Core members of your treating team
- Neurosurgeon – A specialist who performs brain surgery. They diagnose and remove tumours where possible and may also take a tissue sample (biopsy) for testing.
- Medical oncologist – Oversees drug-based treatments such as chemotherapy, targeted therapy, and immunotherapy. They monitor how you respond to treatment and manage side effects.
- Radiation oncologist – Plans and supervises radiotherapy treatment. They determine the best dose and technique to target the tumour while protecting healthy brain tissue.
- Nurse – Specialist nurses provide information, coordinate appointments, and monitor symptoms or side effects. They are often your first point of contact within the hospital team.
- Brain Cancer Care Coordinator (BCCC) – A dedicated nurse or allied health professional who helps you navigate the health system. They link you to the right services, provide information, and offer emotional and practical support for you and your family.
Specialists involved in diagnosis and imaging
- Neurologist – A doctor who specialises in disorders of the brain and nervous system. They may be involved in diagnosis, managing seizures, or monitoring neurological symptoms.
- Pathologist – Examines tumour tissue under a microscope and performs molecular tests to confirm the tumour type and grade. Their report guides the treatment plan.
- Radiologist – interprets brain scans such as MRI, CT, or PET.
- Radiation therapist – delivers the radiotherapy prescribed by your radiation oncologist, ensuring accuracy and safety during each session.
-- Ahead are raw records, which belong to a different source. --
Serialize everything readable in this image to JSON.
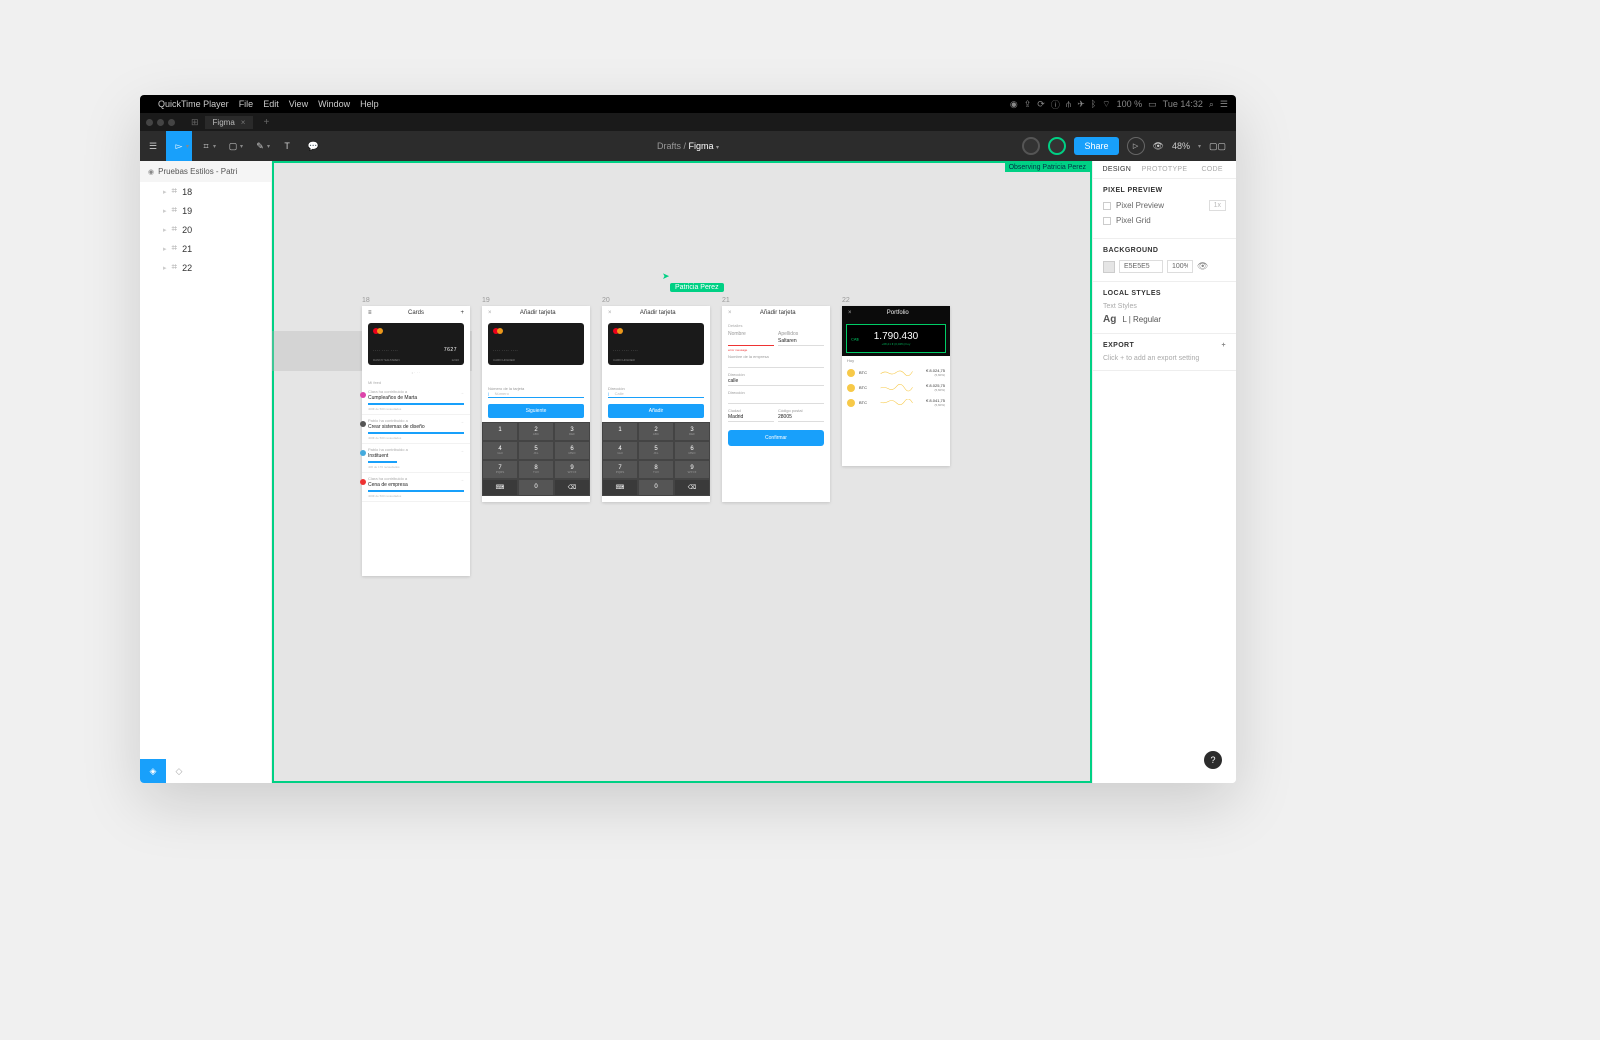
{
  "menubar": {
    "app": "QuickTime Player",
    "items": [
      "File",
      "Edit",
      "View",
      "Window",
      "Help"
    ],
    "battery": "100 %",
    "clock": "Tue 14:32"
  },
  "browser": {
    "tab": "Figma"
  },
  "toolbar": {
    "breadcrumb_parent": "Drafts",
    "breadcrumb_current": "Figma",
    "share": "Share",
    "zoom": "48%"
  },
  "layers": {
    "page": "Pruebas Estilos - Patri",
    "frames": [
      "18",
      "19",
      "20",
      "21",
      "22"
    ]
  },
  "canvas": {
    "observing": "Observing Patricia Perez",
    "cursor_user": "Patricia Perez",
    "frames": [
      {
        "id": "18",
        "title": "Cards"
      },
      {
        "id": "19",
        "title": "Añadir tarjeta"
      },
      {
        "id": "20",
        "title": "Añadir tarjeta"
      },
      {
        "id": "21",
        "title": "Añadir tarjeta"
      },
      {
        "id": "22",
        "title": "Portfolio"
      }
    ],
    "card": {
      "mask": "···· ···· ····",
      "last4": "7627",
      "name": "DANNY SALTAREN",
      "exp": "12/20"
    },
    "feed_header": "Mi feed",
    "feed": [
      {
        "pre": "Clara ha contribuido a",
        "title": "Cumpleaños de Marta",
        "sub": "400€ de 500 recaudados"
      },
      {
        "pre": "Pablo ha contribuido a",
        "title": "Crear sistemas de diseño",
        "sub": "400€ de 500 recaudados"
      },
      {
        "pre": "Pablo ha contribuido a",
        "title": "Instituent",
        "sub": "40€ de 170 recaudados"
      },
      {
        "pre": "Clara ha contribuido a",
        "title": "Cena de empresa",
        "sub": "400€ de 500 recaudados"
      }
    ],
    "frame19": {
      "label": "Número de la tarjeta",
      "placeholder": "Número",
      "btn": "Siguiente"
    },
    "frame20": {
      "label": "Dirección",
      "placeholder": "Calle",
      "btn": "Añadir"
    },
    "frame21": {
      "section": "Detalles",
      "error": "error message",
      "name_label": "Nombre",
      "surname_label": "Apellidos",
      "surname_val": "Saltaren",
      "company_label": "Nombre de la empresa",
      "address_label": "Dirección",
      "address_val": "calle",
      "city_label": "Ciudad",
      "city_val": "Madrid",
      "zip_label": "Código postal",
      "zip_val": "28005",
      "btn": "Confirmar"
    },
    "portfolio": {
      "currency": "CA$",
      "amount": "1.790.430",
      "sub": "+68,21 € (0,04%) hoy",
      "hoy": "Hoy",
      "coins": [
        {
          "sym": "BTC",
          "val": "€ 8.024,75",
          "sub": "(5,60%)"
        },
        {
          "sym": "BTC",
          "val": "€ 8.025,75",
          "sub": "(5,60%)"
        },
        {
          "sym": "BTC",
          "val": "€ 8.041,75",
          "sub": "(5,60%)"
        }
      ]
    }
  },
  "inspector": {
    "tabs": [
      "DESIGN",
      "PROTOTYPE",
      "CODE"
    ],
    "pixel_preview": "PIXEL PREVIEW",
    "pixel_preview_cb": "Pixel Preview",
    "pixel_grid_cb": "Pixel Grid",
    "scale_dd": "1x",
    "background": "BACKGROUND",
    "bg_value": "E5E5E5",
    "bg_opacity": "100%",
    "local_styles": "LOCAL STYLES",
    "text_styles": "Text Styles",
    "ag": "Ag",
    "ag_label": "L | Regular",
    "export": "EXPORT",
    "export_hint": "Click + to add an export setting"
  },
  "keypad": [
    "1",
    "2",
    "3",
    "4",
    "5",
    "6",
    "7",
    "8",
    "9",
    "",
    "0",
    ""
  ],
  "keypad_sub": [
    "",
    "ABC",
    "DEF",
    "GHI",
    "JKL",
    "MNO",
    "PQRS",
    "TUV",
    "WXYZ",
    "",
    "",
    ""
  ],
  "help": "?"
}
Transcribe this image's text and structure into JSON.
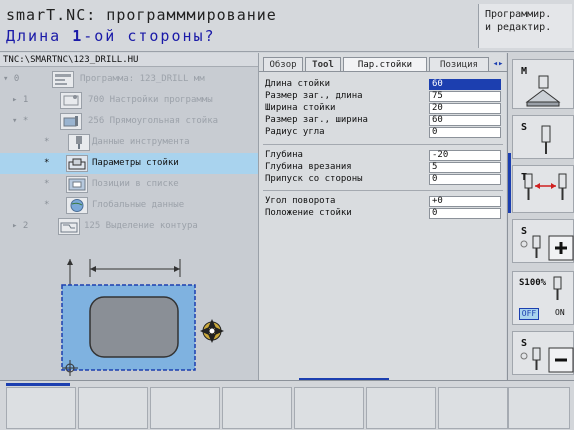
{
  "header": {
    "title_line1": "smarT.NC: программмирование",
    "title_line2_prefix": "Длина ",
    "title_line2_num": "1",
    "title_line2_suffix": "-ой стороны?",
    "mode_line1": "Программир.",
    "mode_line2": "и редактир."
  },
  "path": "TNC:\\SMARTNC\\123_DRILL.HU",
  "tree": [
    {
      "expander": "▾ 0",
      "label": "Программа: 123_DRILL мм"
    },
    {
      "expander": "▸ 1",
      "label": "700 Настройки программы"
    },
    {
      "expander": "▾ *",
      "label": "256 Прямоугольная стойка"
    },
    {
      "expander": "*",
      "label": "Данные инструмента"
    },
    {
      "expander": "*",
      "label": "Параметры стойки"
    },
    {
      "expander": "*",
      "label": "Позиции в списке"
    },
    {
      "expander": "*",
      "label": "Глобальные данные"
    },
    {
      "expander": "▸ 2",
      "label": "125 Выделение контура"
    }
  ],
  "tabs": [
    "Обзор",
    "Tool",
    "Пар.стойки",
    "Позиция"
  ],
  "fields_group1": [
    {
      "label": "Длина стойки",
      "value": "60"
    },
    {
      "label": "Размер заг., длина",
      "value": "75"
    },
    {
      "label": "Ширина стойки",
      "value": "20"
    },
    {
      "label": "Размер заг., ширина",
      "value": "60"
    },
    {
      "label": "Радиус угла",
      "value": "0"
    }
  ],
  "fields_group2": [
    {
      "label": "Глубина",
      "value": "-20"
    },
    {
      "label": "Глубина врезания",
      "value": "5"
    },
    {
      "label": "Припуск со стороны",
      "value": "0"
    }
  ],
  "fields_group3": [
    {
      "label": "Угол поворота",
      "value": "+0"
    },
    {
      "label": "Положение стойки",
      "value": "0"
    }
  ],
  "side_buttons": {
    "m_label": "M",
    "s_label": "S",
    "t_label": "T",
    "s_plus_label": "S",
    "feed_label": "S100%",
    "off_label": "OFF",
    "on_label": "ON",
    "s_minus_label": "S"
  },
  "colors": {
    "accent": "#1c3fb0",
    "selection": "#a9d3ee",
    "preview_fill": "#7fb2e0"
  }
}
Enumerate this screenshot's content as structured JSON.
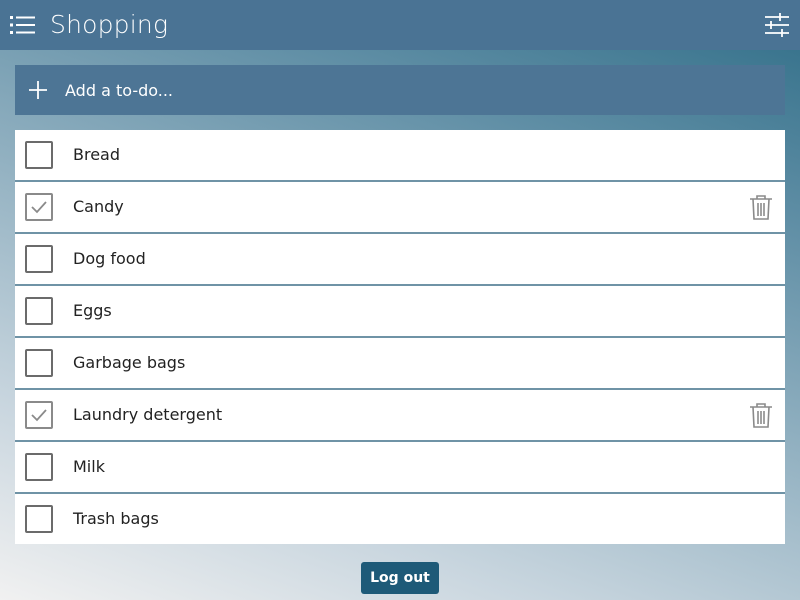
{
  "header": {
    "title": "Shopping",
    "menu_icon": "list-menu-icon",
    "settings_icon": "sliders-settings-icon"
  },
  "add_bar": {
    "placeholder": "Add a to-do...",
    "icon": "plus-icon"
  },
  "items": [
    {
      "label": "Bread",
      "checked": false
    },
    {
      "label": "Candy",
      "checked": true
    },
    {
      "label": "Dog food",
      "checked": false
    },
    {
      "label": "Eggs",
      "checked": false
    },
    {
      "label": "Garbage bags",
      "checked": false
    },
    {
      "label": "Laundry detergent",
      "checked": true
    },
    {
      "label": "Milk",
      "checked": false
    },
    {
      "label": "Trash bags",
      "checked": false
    }
  ],
  "logout": {
    "label": "Log out"
  },
  "colors": {
    "header_bg": "#4a7394",
    "add_bar_bg": "#4d7595",
    "logout_bg": "#1e5a78",
    "divider": "#6f93a6"
  }
}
Allied health and supportive care professionals
Alongside medical treatment, supportive care focuses on quality of life – managing symptoms, fatigue, cognition, mood, and physical function. Allied health support is highly individualised to the patient’s needs and stage of treatment.
Allied health support may include any of the following therapists:
- Neuropsychologist/Psychologist
- Physiotherapist
- Occupational therapist
- Speech therapist
- Exercise physiologist
General Practitioner (GP)
Your GP can play a key role in your ongoing care. They help refer you to and coordinate between hospital specialists, manage other health issues, and provide support close to home.
Palliative care specialists
Palliative care focuses on symptom relief, comfort, and emotional and practical support at any stage of illness. Palliative care is not only for the end of life and can happen either in tandem with or after treatment of brain cancer.
Palliative care specialists work alongside your treatment team to help manage pain, fatigue, and other symptoms, and to support decision-making about care goals. Accessing palliative care early can improve quality of life for both patients and families and ensure care aligns with what matters most to you.